Dean, Harriet W.
Born: 1807-XX-XX New York
Died: 1860-01-24 Jacksonville, Illinois
Flourished: Sangamon County, Illinois
Harriet W. Dean was a teacher, embroideress, and wife of Frederick W. Dean. While still living in her native state, Harriet taught school seven or eight years. After moving to Sangamon County, Illinois, she taught three years in Springfield. When Frederick decided to migrate to California in March 1849 in pursuit of gold, Harriet supported herself by operating a school out of her home. In November 1850, she was living in Springfield with her son Frederick I. and owned real property valued at $700. In addition to teaching, Harriet was an expert seamstress and embroideress, winning three awards for her work in worsted wool at the 1853 Illinois State Agricultural Society Exhibition. In April 1856, Harriet offered a class in cotton and silk embroidery.
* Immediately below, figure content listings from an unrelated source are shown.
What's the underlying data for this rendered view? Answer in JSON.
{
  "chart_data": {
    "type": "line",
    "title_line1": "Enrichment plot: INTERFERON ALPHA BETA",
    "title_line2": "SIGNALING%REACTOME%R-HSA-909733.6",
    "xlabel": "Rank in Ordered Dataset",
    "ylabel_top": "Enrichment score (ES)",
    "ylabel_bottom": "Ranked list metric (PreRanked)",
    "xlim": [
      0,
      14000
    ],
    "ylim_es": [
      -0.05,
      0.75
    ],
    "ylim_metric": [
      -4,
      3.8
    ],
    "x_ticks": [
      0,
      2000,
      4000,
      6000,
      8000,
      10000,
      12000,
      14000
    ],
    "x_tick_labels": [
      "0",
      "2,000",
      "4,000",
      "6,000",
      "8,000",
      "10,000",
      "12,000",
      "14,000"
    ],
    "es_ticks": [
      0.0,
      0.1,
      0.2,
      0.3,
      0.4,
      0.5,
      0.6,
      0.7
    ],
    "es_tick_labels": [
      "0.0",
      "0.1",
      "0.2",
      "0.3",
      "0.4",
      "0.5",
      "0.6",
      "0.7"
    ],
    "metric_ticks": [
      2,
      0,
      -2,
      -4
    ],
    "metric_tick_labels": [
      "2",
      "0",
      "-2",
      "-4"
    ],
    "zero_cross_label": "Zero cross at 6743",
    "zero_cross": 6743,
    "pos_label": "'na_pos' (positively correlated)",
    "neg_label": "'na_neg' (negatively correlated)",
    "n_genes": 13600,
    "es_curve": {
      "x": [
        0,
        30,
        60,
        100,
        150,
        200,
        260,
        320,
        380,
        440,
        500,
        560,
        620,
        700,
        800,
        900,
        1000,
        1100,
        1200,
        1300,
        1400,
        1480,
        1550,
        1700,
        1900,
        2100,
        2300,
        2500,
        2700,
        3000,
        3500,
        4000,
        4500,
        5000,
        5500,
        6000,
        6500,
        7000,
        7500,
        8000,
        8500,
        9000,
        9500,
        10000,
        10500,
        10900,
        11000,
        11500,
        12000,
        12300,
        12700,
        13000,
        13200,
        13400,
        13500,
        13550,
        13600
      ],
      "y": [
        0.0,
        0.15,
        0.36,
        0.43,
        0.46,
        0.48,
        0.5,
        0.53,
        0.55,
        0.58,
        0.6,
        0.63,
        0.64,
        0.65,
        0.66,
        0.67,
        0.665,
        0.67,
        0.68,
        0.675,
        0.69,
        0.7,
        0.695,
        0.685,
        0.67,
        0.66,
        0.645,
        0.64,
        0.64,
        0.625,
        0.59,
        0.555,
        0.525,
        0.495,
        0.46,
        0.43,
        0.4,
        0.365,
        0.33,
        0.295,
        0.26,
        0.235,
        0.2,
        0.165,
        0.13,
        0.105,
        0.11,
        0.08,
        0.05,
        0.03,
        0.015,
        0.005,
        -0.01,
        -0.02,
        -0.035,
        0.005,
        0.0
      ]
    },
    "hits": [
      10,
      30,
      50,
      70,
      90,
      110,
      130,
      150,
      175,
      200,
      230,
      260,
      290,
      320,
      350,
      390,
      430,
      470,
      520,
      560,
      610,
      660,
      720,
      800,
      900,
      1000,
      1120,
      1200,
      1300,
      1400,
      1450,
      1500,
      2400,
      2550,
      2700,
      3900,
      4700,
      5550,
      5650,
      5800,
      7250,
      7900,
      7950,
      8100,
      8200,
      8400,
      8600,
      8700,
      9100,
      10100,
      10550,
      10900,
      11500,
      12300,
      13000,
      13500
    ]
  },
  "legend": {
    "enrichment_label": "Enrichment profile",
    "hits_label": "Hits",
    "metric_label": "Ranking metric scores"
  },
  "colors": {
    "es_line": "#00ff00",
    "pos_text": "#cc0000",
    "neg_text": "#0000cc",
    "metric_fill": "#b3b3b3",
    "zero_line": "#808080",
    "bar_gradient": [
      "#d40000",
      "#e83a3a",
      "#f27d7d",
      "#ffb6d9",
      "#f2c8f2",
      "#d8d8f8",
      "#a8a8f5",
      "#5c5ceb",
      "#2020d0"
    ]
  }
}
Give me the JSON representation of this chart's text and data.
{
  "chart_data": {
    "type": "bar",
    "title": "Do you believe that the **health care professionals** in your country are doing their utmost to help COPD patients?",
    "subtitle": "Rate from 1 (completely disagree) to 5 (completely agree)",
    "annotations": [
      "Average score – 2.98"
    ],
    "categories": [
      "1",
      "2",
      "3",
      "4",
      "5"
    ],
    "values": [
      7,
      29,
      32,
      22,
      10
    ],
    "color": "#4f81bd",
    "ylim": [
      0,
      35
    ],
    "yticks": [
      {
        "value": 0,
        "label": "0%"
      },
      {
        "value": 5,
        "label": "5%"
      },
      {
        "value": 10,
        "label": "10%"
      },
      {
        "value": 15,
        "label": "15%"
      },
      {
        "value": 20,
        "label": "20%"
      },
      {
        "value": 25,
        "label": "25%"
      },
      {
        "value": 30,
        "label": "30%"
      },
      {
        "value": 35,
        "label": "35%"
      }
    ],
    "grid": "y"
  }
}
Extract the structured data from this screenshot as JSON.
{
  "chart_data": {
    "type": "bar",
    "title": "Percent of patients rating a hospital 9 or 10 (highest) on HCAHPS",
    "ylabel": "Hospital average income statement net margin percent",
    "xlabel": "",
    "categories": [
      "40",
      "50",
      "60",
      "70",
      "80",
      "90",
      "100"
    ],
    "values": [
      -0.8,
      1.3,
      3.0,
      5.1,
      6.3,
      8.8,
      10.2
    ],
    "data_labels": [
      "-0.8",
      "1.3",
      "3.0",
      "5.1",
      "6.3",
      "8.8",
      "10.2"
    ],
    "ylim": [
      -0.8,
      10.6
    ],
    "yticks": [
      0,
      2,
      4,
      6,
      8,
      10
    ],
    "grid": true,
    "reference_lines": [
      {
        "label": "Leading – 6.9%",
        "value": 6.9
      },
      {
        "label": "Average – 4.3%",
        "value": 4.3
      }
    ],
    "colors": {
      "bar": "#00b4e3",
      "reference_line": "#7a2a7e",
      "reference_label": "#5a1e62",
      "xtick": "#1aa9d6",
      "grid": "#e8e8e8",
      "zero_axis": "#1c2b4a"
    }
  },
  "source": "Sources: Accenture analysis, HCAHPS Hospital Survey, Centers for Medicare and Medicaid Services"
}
On January 20, 1860, Frederick I. Dean filed an application to judge the sanity of Harriett. The jury in the case judged her as insane, and on January 21, Harriet entered the Illinois State Asylum and Hospital for the Insane in Jacksonville, where she died.
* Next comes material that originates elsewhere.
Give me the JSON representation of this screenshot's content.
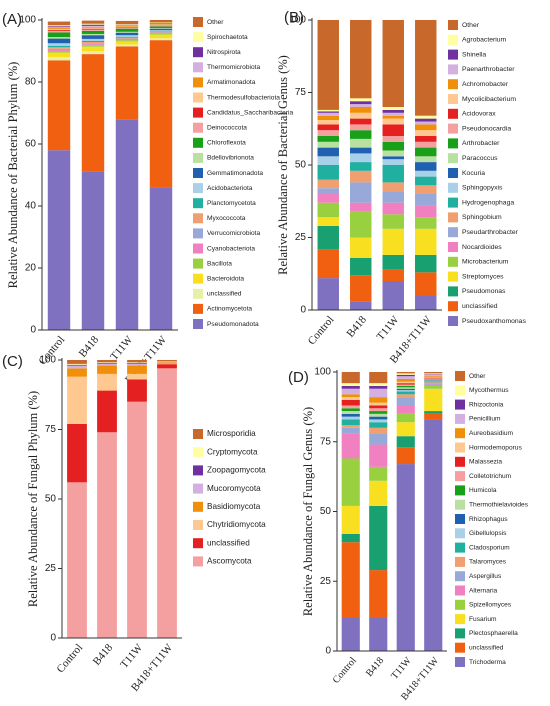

Illinois Daily Journal (Springfield), 19 March 1849, 3:1; 20 October 1853, 2:3; Daily Illinois State Journal (Springfield), 24 April 1856, 2:5; U.S. Census Office, Seventh Census of the United States (1850), Springfield, Sangamon County, IL, 118; Illinois Daily State Journal (Springfield), 26 January 1860, 2:4; Albert W. Banton, Jr., Ellen Carol Balm, and Jill York O'Bright, "Blocks 7 and 10, Elijah Iles' Addition, Springfield, Illinois: Lincoln Home National Historic Site," (Historic Resource Study and Historic Structures Report, Springfield, 1987), 217-18.